DISCLOSURE: Dr. Oxnard has received honoraria from Foundation Medicine, Guardant Health, and Sysmex; has served in a consulting or advisory role for AstraZeneca, DropWorks, GRAIL, Ignyta, Inivata, Janssen, Loxo, Sysmex, and Takeda; and has a patent pending for “Noninvasive blood-based monitoring of genomic alterations in cancer,” for which Dr. Oxnard receives a portion of the licensing fees. Dr. Liu’s institution has received research funding from Eisai, GRAIL, Janssen Diagnostics, Merck, Novartis, Roche/Genentech, Seattle Genetics, and Tesaro; and has been reimbursed for travel, accommodations, and other expenses by Agena Bioscience, Celgene, Cynvenio Biosystems, Genomic Health, GRAIL, Menarini Silicon Biosystems, Merck, and Pfizer.

REFERENCES

1. Liu MC, Jamshidi A, Venn O, et al: Genome-wide cell-free DNA methylation signatures and effect on tissue of origin performance. 2019 ASCO Annual Meeting. Abstract 3049. Presented June 1, 2019.

2. Oxnard GR, Chen X, Fung ET, et al: Prognostic significance of blood-based cancer detection in plasma cell-free DNA: Evaluating risk of overdiagnosis. 2019 ASCO Annual Meeting. Abstract 1545. Presented June 3, 2019.

3. GRAIL announces positive new data with multi-cancer early detection blood test from CCGA study.
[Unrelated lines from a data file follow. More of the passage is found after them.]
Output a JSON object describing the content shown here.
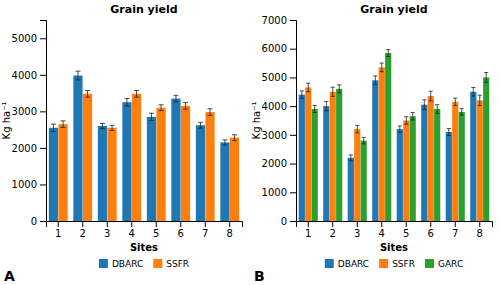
{
  "chart_data": [
    {
      "type": "bar",
      "title": "Grain yield",
      "x_label": "Sites",
      "y_label": "Kg ha⁻¹",
      "categories": [
        "1",
        "2",
        "3",
        "4",
        "5",
        "6",
        "7",
        "8"
      ],
      "series": [
        {
          "name": "DBARC",
          "values": [
            2550,
            3980,
            2600,
            3250,
            2850,
            3350,
            2620,
            2150
          ],
          "errors": [
            100,
            120,
            70,
            100,
            100,
            90,
            80,
            70
          ]
        },
        {
          "name": "SSFR",
          "values": [
            2650,
            3480,
            2550,
            3480,
            3100,
            3150,
            2980,
            2280
          ],
          "errors": [
            90,
            90,
            70,
            90,
            80,
            90,
            90,
            80
          ]
        }
      ],
      "ylim": [
        0,
        5500
      ],
      "yticks": [
        0,
        1000,
        2000,
        3000,
        4000,
        5000
      ],
      "grid": false,
      "legend": "bottom",
      "annotations": [
        "A"
      ]
    },
    {
      "type": "bar",
      "title": "Grain yield",
      "x_label": "Sites",
      "y_label": "Kg ha⁻¹",
      "categories": [
        "1",
        "2",
        "3",
        "4",
        "5",
        "6",
        "7",
        "8"
      ],
      "series": [
        {
          "name": "DBARC",
          "values": [
            4400,
            4000,
            2200,
            4900,
            3200,
            4050,
            3100,
            4500
          ],
          "errors": [
            130,
            160,
            100,
            150,
            110,
            170,
            120,
            150
          ]
        },
        {
          "name": "SSFR",
          "values": [
            4650,
            4500,
            3200,
            5350,
            3500,
            4350,
            4150,
            4200
          ],
          "errors": [
            150,
            160,
            130,
            150,
            130,
            170,
            130,
            180
          ]
        },
        {
          "name": "GARC",
          "values": [
            3900,
            4600,
            2800,
            5850,
            3650,
            3900,
            3800,
            5000
          ],
          "errors": [
            120,
            140,
            110,
            120,
            130,
            150,
            110,
            170
          ]
        }
      ],
      "ylim": [
        0,
        7000
      ],
      "yticks": [
        0,
        1000,
        2000,
        3000,
        4000,
        5000,
        6000,
        7000
      ],
      "grid": false,
      "legend": "bottom",
      "annotations": [
        "B"
      ]
    }
  ]
}
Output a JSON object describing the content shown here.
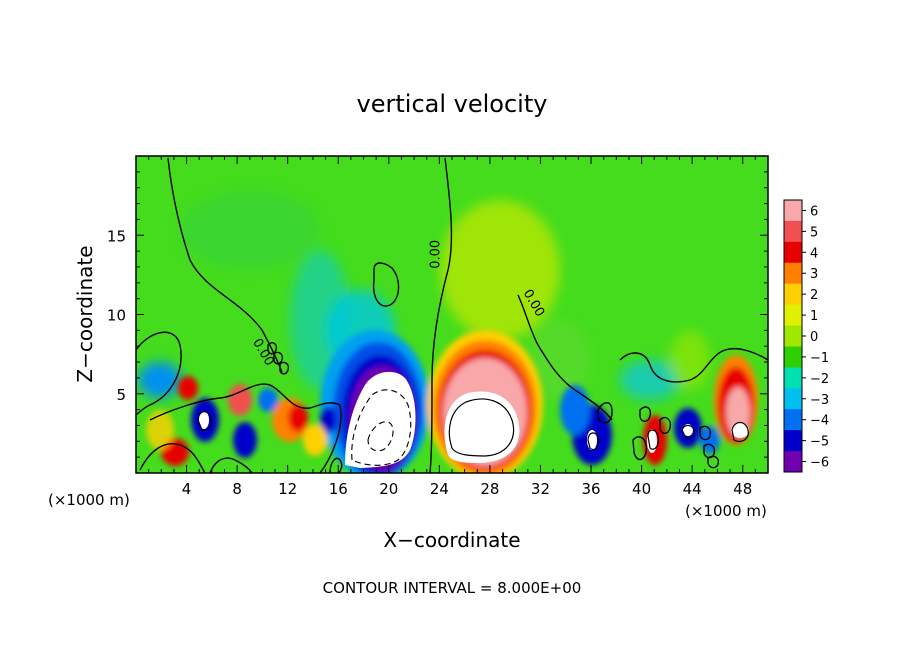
{
  "chart_data": {
    "type": "heatmap",
    "title": "vertical velocity",
    "xlabel": "X−coordinate",
    "ylabel": "Z−coordinate",
    "x_unit_left": "(×1000 m)",
    "x_unit_right": "(×1000 m)",
    "xlim": [
      0,
      50
    ],
    "ylim": [
      0,
      20
    ],
    "x_ticks": [
      4,
      8,
      12,
      16,
      20,
      24,
      28,
      32,
      36,
      40,
      44,
      48
    ],
    "y_ticks": [
      5,
      10,
      15
    ],
    "footer": "CONTOUR INTERVAL = 8.000E+00",
    "colorbar": {
      "levels": [
        "6",
        "5",
        "4",
        "3",
        "2",
        "1",
        "0",
        "−1",
        "−2",
        "−3",
        "−4",
        "−5",
        "−6"
      ],
      "colors": [
        "#f8a8a8",
        "#f05050",
        "#e80000",
        "#ff8000",
        "#ffd000",
        "#e0f000",
        "#a0e800",
        "#30d000",
        "#00e0b0",
        "#00c0f0",
        "#0070f0",
        "#0000c8",
        "#7000b0"
      ]
    },
    "contour_labels": [
      {
        "text": "0.00",
        "x": 9.8,
        "z": 7.5
      },
      {
        "text": "0.00",
        "x": 24.0,
        "z": 13.8
      },
      {
        "text": "0.00",
        "x": 31.2,
        "z": 10.6
      }
    ],
    "features": [
      {
        "kind": "updraft",
        "x": 27.5,
        "z": 3.4,
        "value": 6
      },
      {
        "kind": "updraft",
        "x": 46.8,
        "z": 3.8,
        "value": 4
      },
      {
        "kind": "updraft",
        "x": 40.8,
        "z": 2.2,
        "value": 4
      },
      {
        "kind": "updraft",
        "x": 11.5,
        "z": 3.0,
        "value": 3
      },
      {
        "kind": "updraft",
        "x": 2.5,
        "z": 1.8,
        "value": 3
      },
      {
        "kind": "updraft",
        "x": 8.3,
        "z": 4.3,
        "value": 4
      },
      {
        "kind": "downdraft",
        "x": 19.4,
        "z": 3.5,
        "value": -6
      },
      {
        "kind": "downdraft",
        "x": 5.2,
        "z": 3.2,
        "value": -5
      },
      {
        "kind": "downdraft",
        "x": 35.5,
        "z": 2.5,
        "value": -5
      },
      {
        "kind": "downdraft",
        "x": 43.5,
        "z": 2.8,
        "value": -5
      },
      {
        "kind": "downdraft",
        "x": 1.0,
        "z": 5.5,
        "value": -3
      },
      {
        "kind": "downdraft",
        "x": 10.5,
        "z": 4.5,
        "value": -3
      },
      {
        "kind": "downdraft",
        "x": 18.0,
        "z": 8.5,
        "value": -2
      }
    ]
  }
}
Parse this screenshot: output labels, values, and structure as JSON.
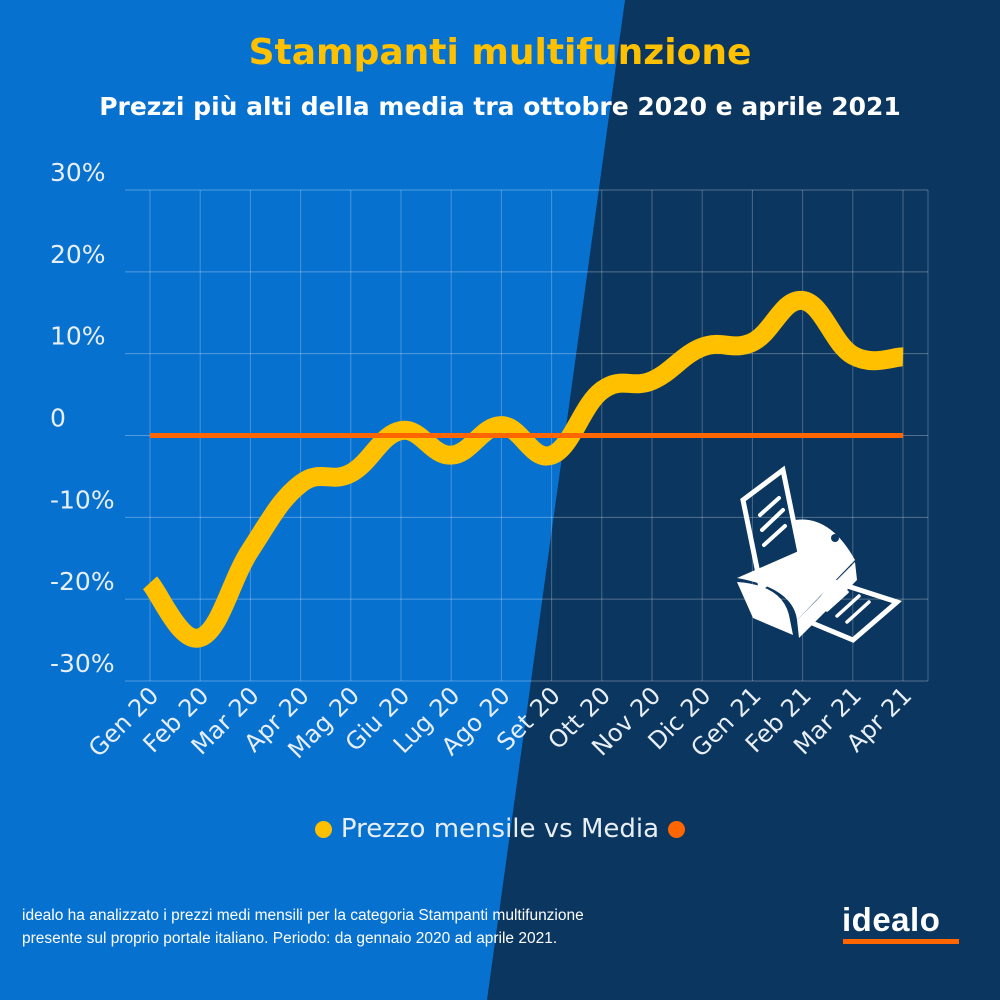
{
  "header": {
    "title": "Stampanti multifunzione",
    "subtitle": "Prezzi più alti della media tra ottobre 2020 e aprile 2021"
  },
  "chart_data": {
    "type": "line",
    "title": "Stampanti multifunzione",
    "subtitle": "Prezzi più alti della media tra ottobre 2020 e aprile 2021",
    "categories": [
      "Gen 20",
      "Feb 20",
      "Mar 20",
      "Apr 20",
      "Mag 20",
      "Giu 20",
      "Lug 20",
      "Ago 20",
      "Set 20",
      "Ott 20",
      "Nov 20",
      "Dic 20",
      "Gen 21",
      "Feb 21",
      "Mar 21",
      "Apr 21"
    ],
    "series": [
      {
        "name": "Prezzo mensile vs Media",
        "color": "#ffc000",
        "values": [
          -18,
          -24.7,
          -14,
          -5.9,
          -4.6,
          0.6,
          -2.4,
          1.2,
          -2.4,
          5.5,
          6.7,
          10.8,
          11.4,
          16.5,
          9.8,
          9.6
        ]
      },
      {
        "name": "Media",
        "color": "#ff6600",
        "values": [
          0,
          0,
          0,
          0,
          0,
          0,
          0,
          0,
          0,
          0,
          0,
          0,
          0,
          0,
          0,
          0
        ]
      }
    ],
    "yticks": [
      30,
      20,
      10,
      0,
      -10,
      -20,
      -30
    ],
    "ytick_labels": [
      "30%",
      "20%",
      "10%",
      "0",
      "-10%",
      "-20%",
      "-30%"
    ],
    "ylim": [
      -30,
      30
    ],
    "grid": true,
    "legend_position": "bottom",
    "legend": [
      "Prezzo mensile vs Media"
    ]
  },
  "colors": {
    "blue": "#0771d0",
    "navy": "#0b365f",
    "yellow": "#ffc000",
    "orange": "#ff6600"
  },
  "footer": {
    "line1": "idealo ha analizzato i prezzi medi mensili per la categoria Stampanti multifunzione",
    "line2": "presente sul proprio portale italiano. Periodo: da gennaio 2020 ad aprile 2021."
  },
  "logo": {
    "text": "idealo"
  }
}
Available at https://grail.com/press-releases/grail-announces-positive-new-data-with-multi-cancer-early-detection-blood-test-from-ccga-study/. Accessed August 7, 2019.

4. Cohn AL, Seiden M, Kurtzman KN, et al: The Circulating Cell-free Genome Atlas (CCGA) Study: Follow-up on non-cancer participants with cancer-like cell-free DNA signals. 2019 ASCO Annual Meeting. Abstract 5574. Presented June 1, 2019.